Da sacada do sexto andar a aposentada Nadir Ana Berlatto garante que consegue ver água parada durante dias na laje do prédio que foi abandonado há anos.

Segundo ela, desde que chegou em Jaraguá do Sul, há pouco mais de um ano, nunca houve qualquer movimentação de limpeza ou retomada das obras e a cada chuva, o acúmulo de água preocupa a moradora que vê na construção um perigo por possibilitar focos de dengue.

“Choveu, a água acumula e fica ali uma semana, dá pra ver lá da sacada e é motivo de preocupação pra todo mundo. Imagina aquela água dias ali parada. Nós moramos aqui e isso preocupa sim”, afirma.

Segundo a aposentada, foram realizadas inúmeras ligações para o setor responsável informando a situação e pedindo uma solução para o problema.
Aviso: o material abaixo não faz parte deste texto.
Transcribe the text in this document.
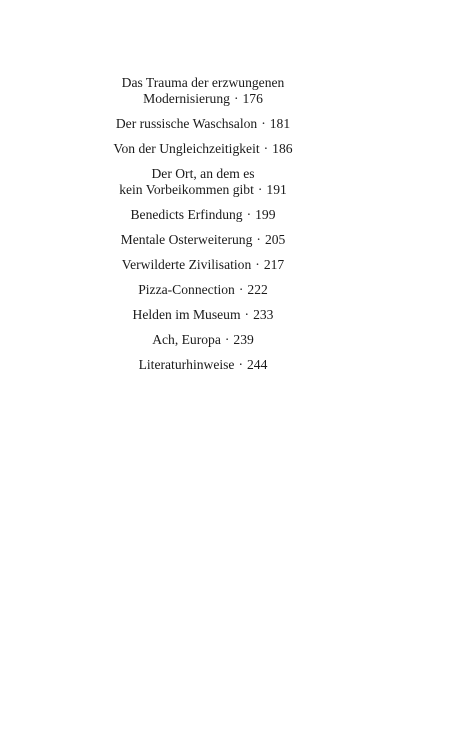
Das Trauma der erzwungenen
Modernisierung · 176
Der russische Waschsalon · 181
Von der Ungleichzeitigkeit · 186
Der Ort, an dem es
kein Vorbeikommen gibt · 191
Benedicts Erfindung · 199
Mentale Osterweiterung · 205
Verwilderte Zivilisation · 217
Pizza-Connection · 222
Helden im Museum · 233
Ach, Europa · 239
Literaturhinweise · 244
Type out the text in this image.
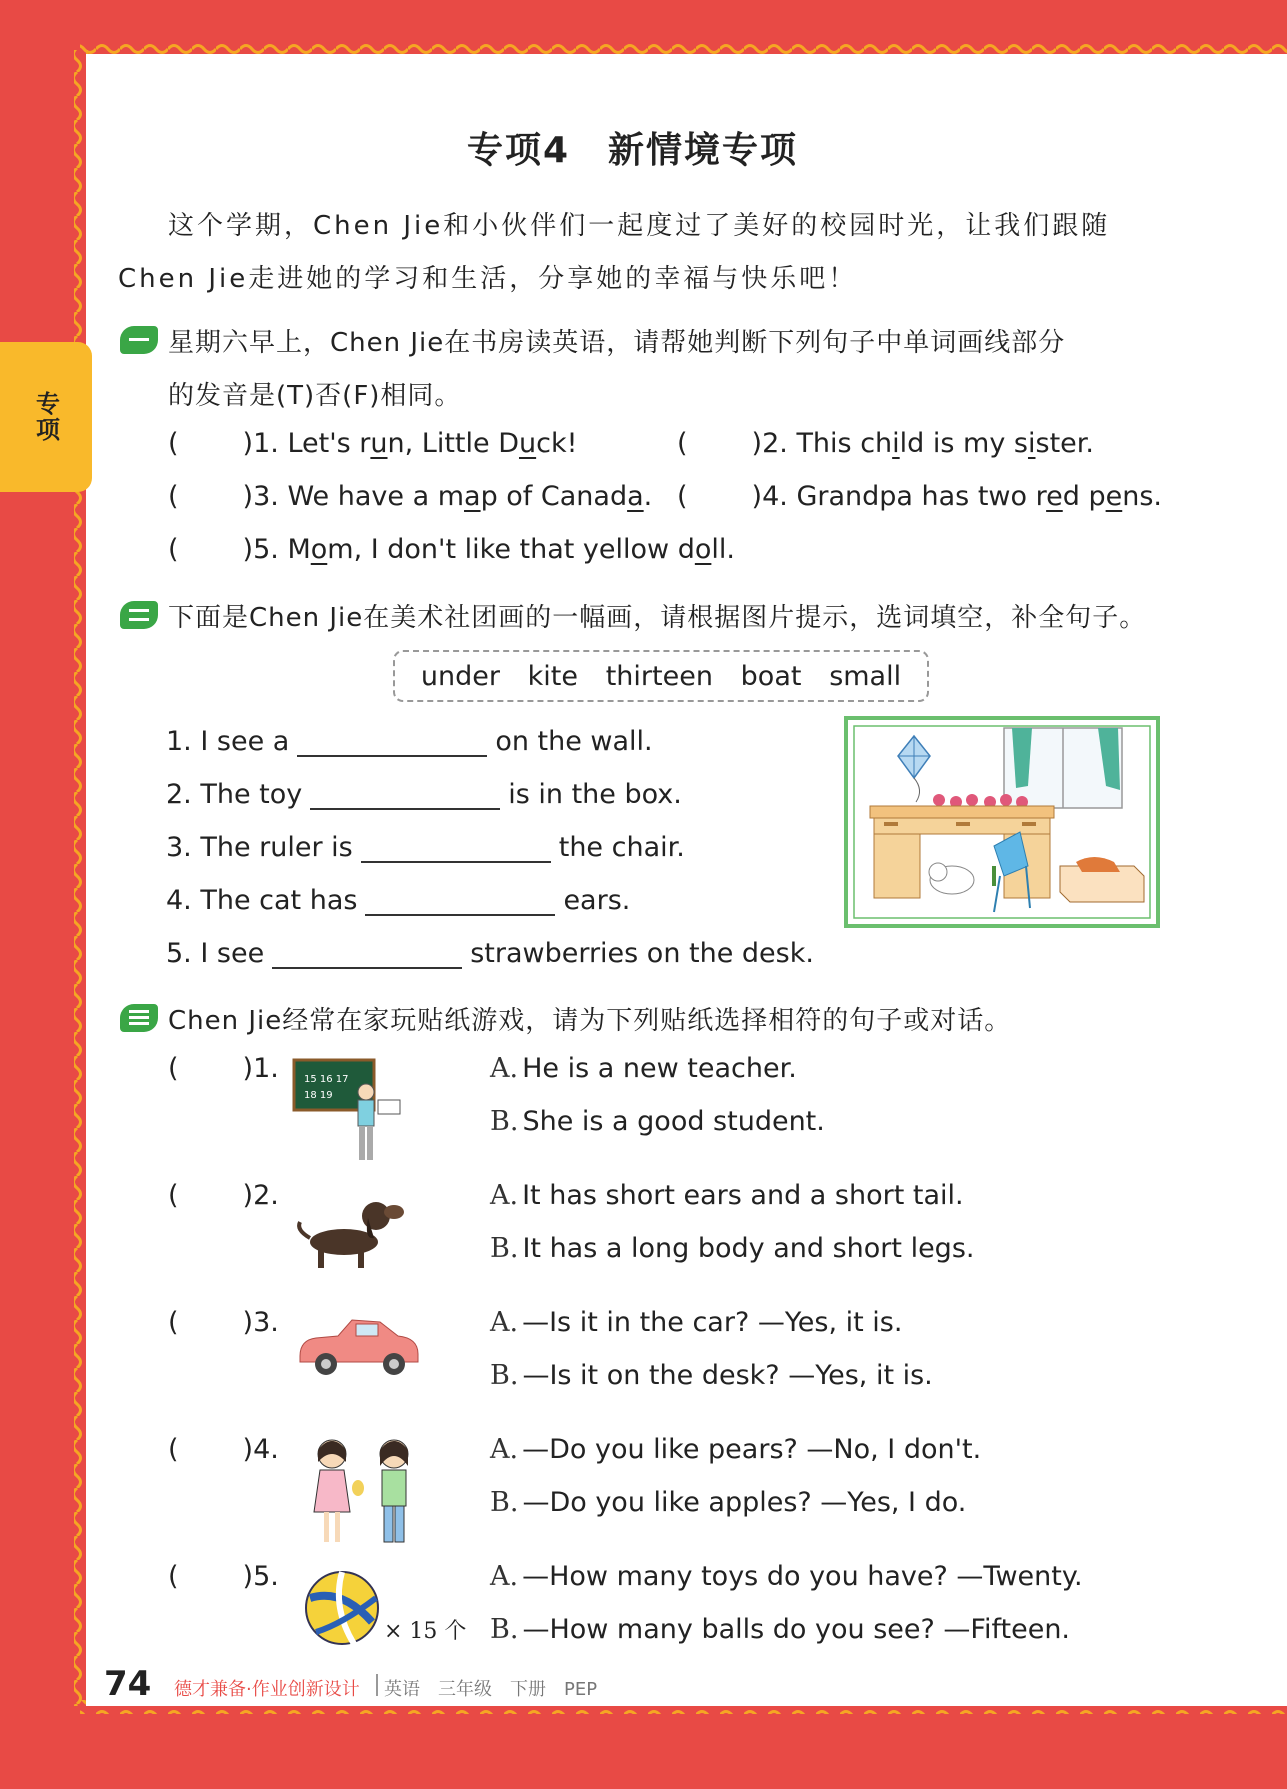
专项
专项4　新情境专项
这个学期，Chen Jie和小伙伴们一起度过了美好的校园时光，让我们跟随
Chen Jie走进她的学习和生活，分享她的幸福与快乐吧！
星期六早上，Chen Jie在书房读英语，请帮她判断下列句子中单词画线部分
的发音是(T)否(F)相同。
( )1. Let's run, Little Duck!	( )2. This child is my sister.
( )3. We have a map of Canada. ( )4. Grandpa has two red pens.
( )5. Mom, I don't like that yellow doll.
下面是Chen Jie在美术社团画的一幅画，请根据图片提示，选词填空，补全句子。
under kite thirteen boat small
1. I see a	on the wall.
2. The toy	is in the box.
3. The ruler is	the chair.
4. The cat has	ears.
5. I see	strawberries on the desk.
Chen Jie经常在家玩贴纸游戏，请为下列贴纸选择相符的句子或对话。
( )1.	15 16 17
18 19
A. He is a new teacher.
B. She is a good student.
( )2.	A. It has short ears and a short tail.
B. It has a long body and short legs.
( )3.	A. —Is it in the car? —Yes, it is.
B. —Is it on the desk? —Yes, it is.
( )4.	A. —Do you like pears? —No, I don't.
B. —Do you like apples? —Yes, I do.
( )5.
× 15 个
A. —How many toys do you have? —Twenty.
B. —How many balls do you see? —Fifteen.
74 德才兼备·作业创新设计 英语　三年级　下册　PEP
Ela avalia que o local é um potencial criadouro do mosquito e de focos de dengue. “Nós entramos em contato com a vigilância. Ontem até veio uma pessoa, olhou, mas disse que não pode fazer nada, não pode entrar porque é uma propriedade particular”, diz.

Segundo o supervisor em vigilância epidemiológica do município, Geovani Carvalho Lombardi, os dados atualizados nesta quarta-feira (27) apontam 25 focos espalhados por Jaraguá do Sul.

Local está abandonado e acumula lixo e água parada | Foto Eduardo Montecino/OCP News

Destes, oito estão na Vila Baependi, cinco no Centro, três no Vieira, dois no Vila Nova, dois no Santo Antônio e os demais em outros bairros. Com relação a casos da doença, o município segue sem nenhum confirmado. Até o momento foram detectados apenas sete suspeitos.

A agente de endemias da Secretaria, Michelli Pinheiro, afirma que o programa de combate à dengue realmente recebeu duas ligações denunciando este caso e o agente foi até o local realizar a verificação na segunda-feira (25). Ela conta que o profissional confirmou visualmente a denúncia.

“Ele visualizou, de fora – porque é uma propriedade privada que não tinha ninguém para receber a orientação – alguns depósitos que estão acumulando água e pode sim servir de proliferação. A denúncia procede”, explica.

Em casos como esse, diz a agente, os casos são respondidos para a Ouvidoria que dá o devido encaminhamento ou para o setor de posturas ou de vigilância, que são setores fiscalizadores.  As denúncias, salienta ela, devem ser realizadas pela ouvidoria, pelo telefone 0800 642 0136.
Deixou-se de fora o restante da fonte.